Anang memarkir truk, beberapa relasi yang sejak tadi menunggu. Segera membongkar muatan. Dalam waktu singkat barang jualan Anang berpindah tuan.
"Kacang panjang pesananku, mana Boss?" tanya seorang pelanggan.
Anang tinggal tunjuk, seorang rekannya mencatat dan mendistribusikan sayur mayur itu, sehingga semua pelanggan dapat jatah dan mendapatkan barang yang dipesan.
Sebagian mereka membayar cash dan ada juga yang berhutang. Semua nota transaksi dicatat dengan jeli oleh Adi, orang kepercayaan Anang.
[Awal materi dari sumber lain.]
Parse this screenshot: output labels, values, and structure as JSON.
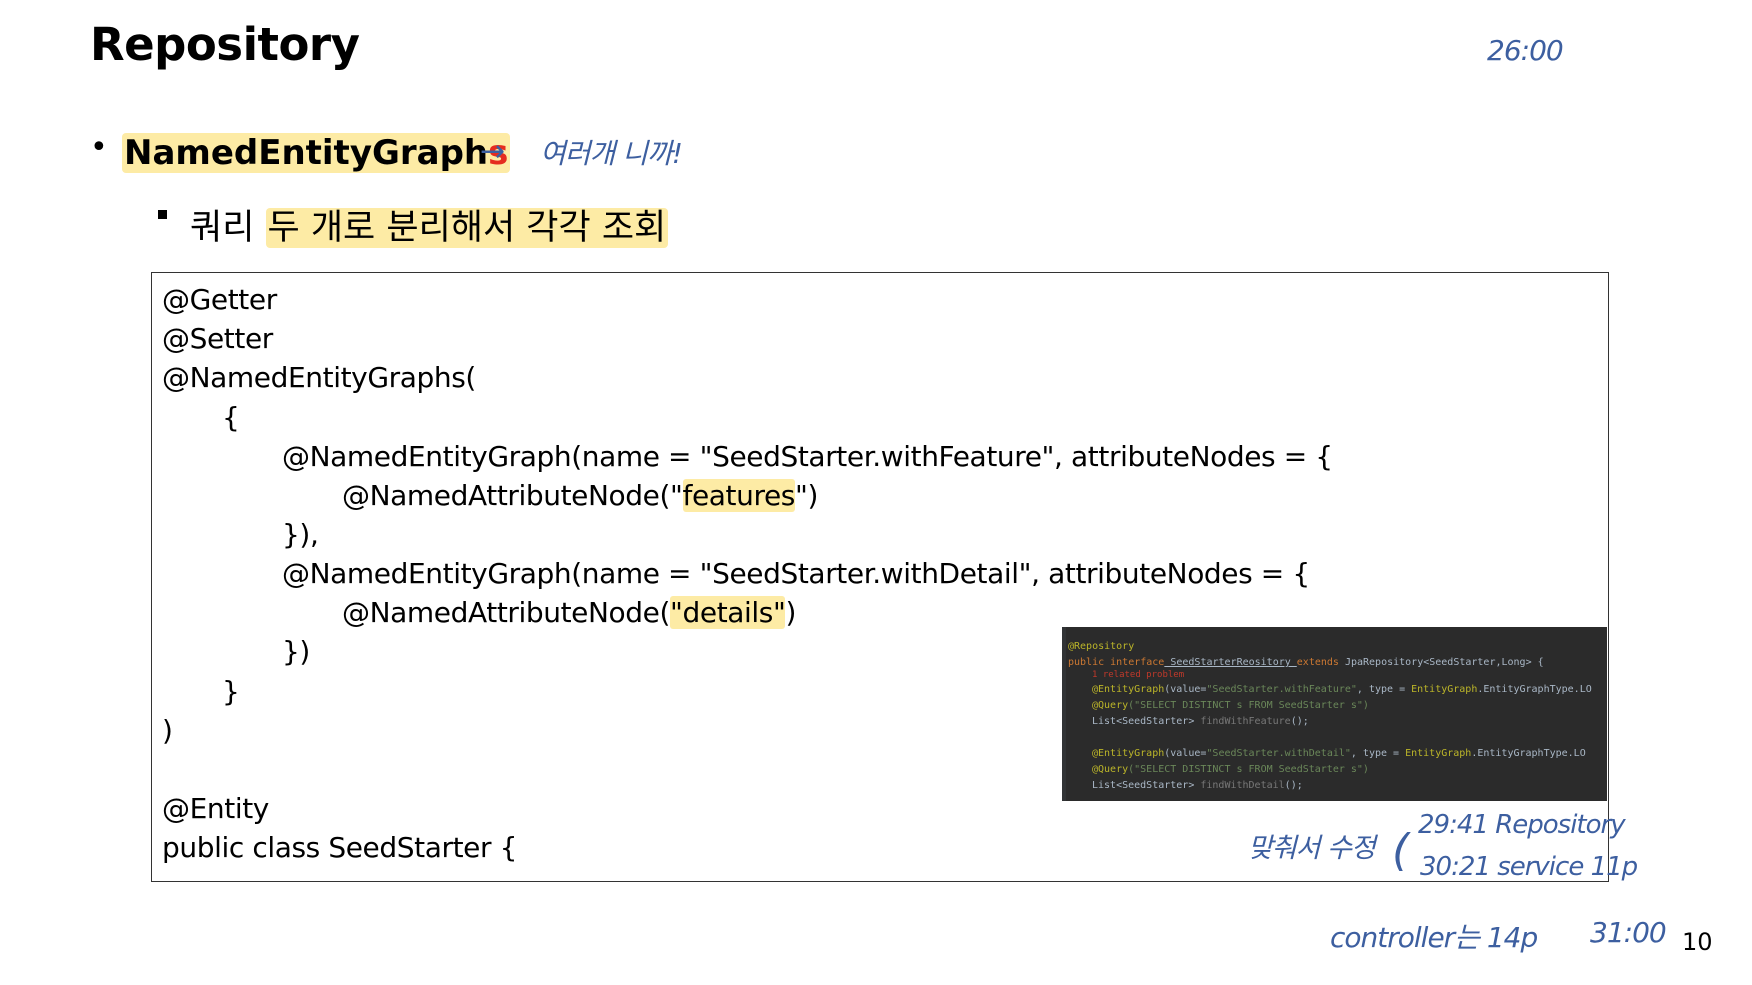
{
  "slide": {
    "title": "Repository",
    "page_number": "10",
    "bullet1": {
      "prefix": "NamedEntityGraph",
      "suffix": "s"
    },
    "bullet2": {
      "lead": "쿼리 ",
      "highlight": "두 개로 분리해서 각각 조회"
    }
  },
  "code": {
    "lines": [
      {
        "pre": "@Getter",
        "hl": "",
        "post": ""
      },
      {
        "pre": "@Setter",
        "hl": "",
        "post": ""
      },
      {
        "pre": "@NamedEntityGraphs(",
        "hl": "",
        "post": ""
      },
      {
        "pre": "{",
        "hl": "",
        "post": ""
      },
      {
        "pre": "@NamedEntityGraph(name = \"SeedStarter.withFeature\", attributeNodes = {",
        "hl": "",
        "post": ""
      },
      {
        "pre": "@NamedAttributeNode(\"",
        "hl": "features",
        "post": "\")"
      },
      {
        "pre": "}),",
        "hl": "",
        "post": ""
      },
      {
        "pre": "@NamedEntityGraph(name = \"SeedStarter.withDetail\", attributeNodes = {",
        "hl": "",
        "post": ""
      },
      {
        "pre": "@NamedAttributeNode(",
        "hl": "\"details\"",
        "post": ")"
      },
      {
        "pre": "})",
        "hl": "",
        "post": ""
      },
      {
        "pre": "}",
        "hl": "",
        "post": ""
      },
      {
        "pre": ")",
        "hl": "",
        "post": ""
      },
      {
        "pre": "",
        "hl": "",
        "post": ""
      },
      {
        "pre": "@Entity",
        "hl": "",
        "post": ""
      },
      {
        "pre": "public class SeedStarter {",
        "hl": "",
        "post": ""
      }
    ]
  },
  "ide_snippet": {
    "line1": "@Repository",
    "line2_kw": "public interface",
    "line2_name": " SeedStarterReository ",
    "line2_ext": "extends",
    "line2_rest": " JpaRepository<SeedStarter,Long> {",
    "line3": "1 related problem",
    "line4_ann": "@EntityGraph",
    "line4_a": "(value=",
    "line4_str": "\"SeedStarter.withFeature\"",
    "line4_b": ", type = ",
    "line4_c": "EntityGraph",
    "line4_d": ".EntityGraphType.LO",
    "line5_ann": "@Query",
    "line5_str": "(\"SELECT DISTINCT s FROM SeedStarter s\")",
    "line6_a": "List<SeedStarter> ",
    "line6_b": "findWithFeature",
    "line6_c": "();",
    "line7_ann": "@EntityGraph",
    "line7_a": "(value=",
    "line7_str": "\"SeedStarter.withDetail\"",
    "line7_b": ", type = ",
    "line7_c": "EntityGraph",
    "line7_d": ".EntityGraphType.LO",
    "line8_ann": "@Query",
    "line8_str": "(\"SELECT DISTINCT s FROM SeedStarter s\")",
    "line9_a": "List<SeedStarter> ",
    "line9_b": "findWithDetail",
    "line9_c": "();"
  },
  "handwritten": {
    "time_top": "26:00",
    "note_bullet": "여러개 니까!",
    "note_fix": "맞춰서 수정",
    "note_repo": "29:41 Repository",
    "note_service": "30:21 service 11p",
    "note_controller": "controller는 14p",
    "time_bottom": "31:00"
  }
}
"Gimana, Di?" tanya Anang pada Adi. Mereka sedang berada di sebuah warung makan, setelah barang muatan telah ludes.
"Alhamdulillah, Bang!
Hari ini lancar. Yang ambil barang tadi, sudah membayar sisa utang barang minggu lalu." Adi mengeluarkan segepok nota. Kemudian mencocokkan dengan uang yang dia setor pada sang Boss.
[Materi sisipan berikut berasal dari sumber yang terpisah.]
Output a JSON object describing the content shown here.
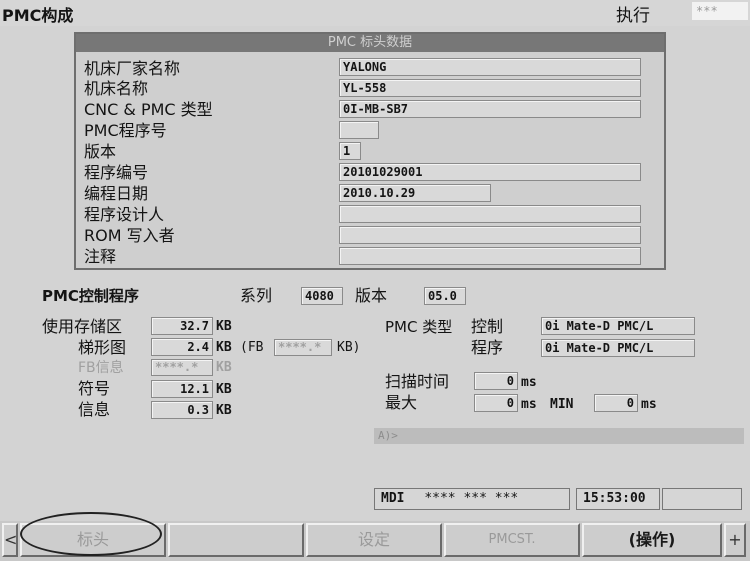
{
  "header": {
    "title": "PMC构成",
    "mode": "执行",
    "alarm": "***"
  },
  "title_data": {
    "heading": "PMC 标头数据",
    "rows": [
      {
        "label": "机床厂家名称",
        "value": "YALONG"
      },
      {
        "label": "机床名称",
        "value": "YL-558"
      },
      {
        "label": "CNC & PMC 类型",
        "value": "0I-MB-SB7"
      },
      {
        "label": "PMC程序号",
        "value": ""
      },
      {
        "label": "版本",
        "value": "1"
      },
      {
        "label": "程序编号",
        "value": "20101029001"
      },
      {
        "label": "编程日期",
        "value": "2010.10.29"
      },
      {
        "label": "程序设计人",
        "value": ""
      },
      {
        "label": "ROM 写入者",
        "value": ""
      },
      {
        "label": "注释",
        "value": ""
      }
    ]
  },
  "program": {
    "label": "PMC控制程序",
    "series_label": "系列",
    "series_value": "4080",
    "version_label": "版本",
    "version_value": "05.0"
  },
  "memory": {
    "used_label": "使用存储区",
    "used_value": "32.7",
    "ladder_label": "梯形图",
    "ladder_value": "2.4",
    "fb_label": "FB",
    "fb_value": "****.*",
    "fb_info_label": "FB信息",
    "fb_info_value": "****.*",
    "symbol_label": "符号",
    "symbol_value": "12.1",
    "message_label": "信息",
    "message_value": "0.3",
    "unit": "KB",
    "fb_open": "(FB",
    "fb_close": "KB)"
  },
  "pmc_type": {
    "label": "PMC 类型",
    "control_label": "控制",
    "control_value": "0i Mate-D PMC/L",
    "program_label": "程序",
    "program_value": "0i Mate-D PMC/L"
  },
  "scan": {
    "label": "扫描时间",
    "value": "0",
    "max_label": "最大",
    "max_value": "0",
    "min_label": "MIN",
    "min_value": "0",
    "unit": "ms"
  },
  "command_line": "A)>",
  "status": {
    "mode": "MDI",
    "text": "**** *** ***",
    "time": "15:53:00"
  },
  "softkeys": [
    "标头",
    "",
    "设定",
    "PMCST.",
    "(操作)"
  ],
  "softkey_left": "<",
  "softkey_right": "+"
}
"Dan ini nota pembeli yang bayar cash," Adi kembali merogoh tas pinggangnya.
"Ok." Anang menerima semua uang itu, kemudian memberikan beberapa lembar uang merah untuk Adi.
"Simpan semua nota ini ya, aku percayakan padamu," Anang memberikan nota-nota itu pada Adi.
Mendadak telpon Anang berdering.
"Ya sayang, ada apa?"
"Ibu jatuh? Kenapa?" Anang tak terlihat cemas.
Adi menatapnya dengan pandangan kuatir. Anang balas menatapnya.
"OK, syukurlah kalau sudah siuman. Tapi maaf, ya sayang. Aku gak bisa pulang cepat. Barang kita belum habis terjual semua," ucap Anang kembali berbohong.
"Baiklah, aku akan cepat pulang setelah semua urusan sudah beres" Anang menutup telponnya.
"Kenapa Uwak, Nang?" tanya Adi.
"Gak papa, hanya sakit sedikit," jawab Anang. Sambil bergegas keluar.
"Jangan lupa nota-nota ini," titahnya kemudian.
"Siap, Boss!" Adi menatap kepergian saudara sepupunya itu hingga menghilang dibalik pintu.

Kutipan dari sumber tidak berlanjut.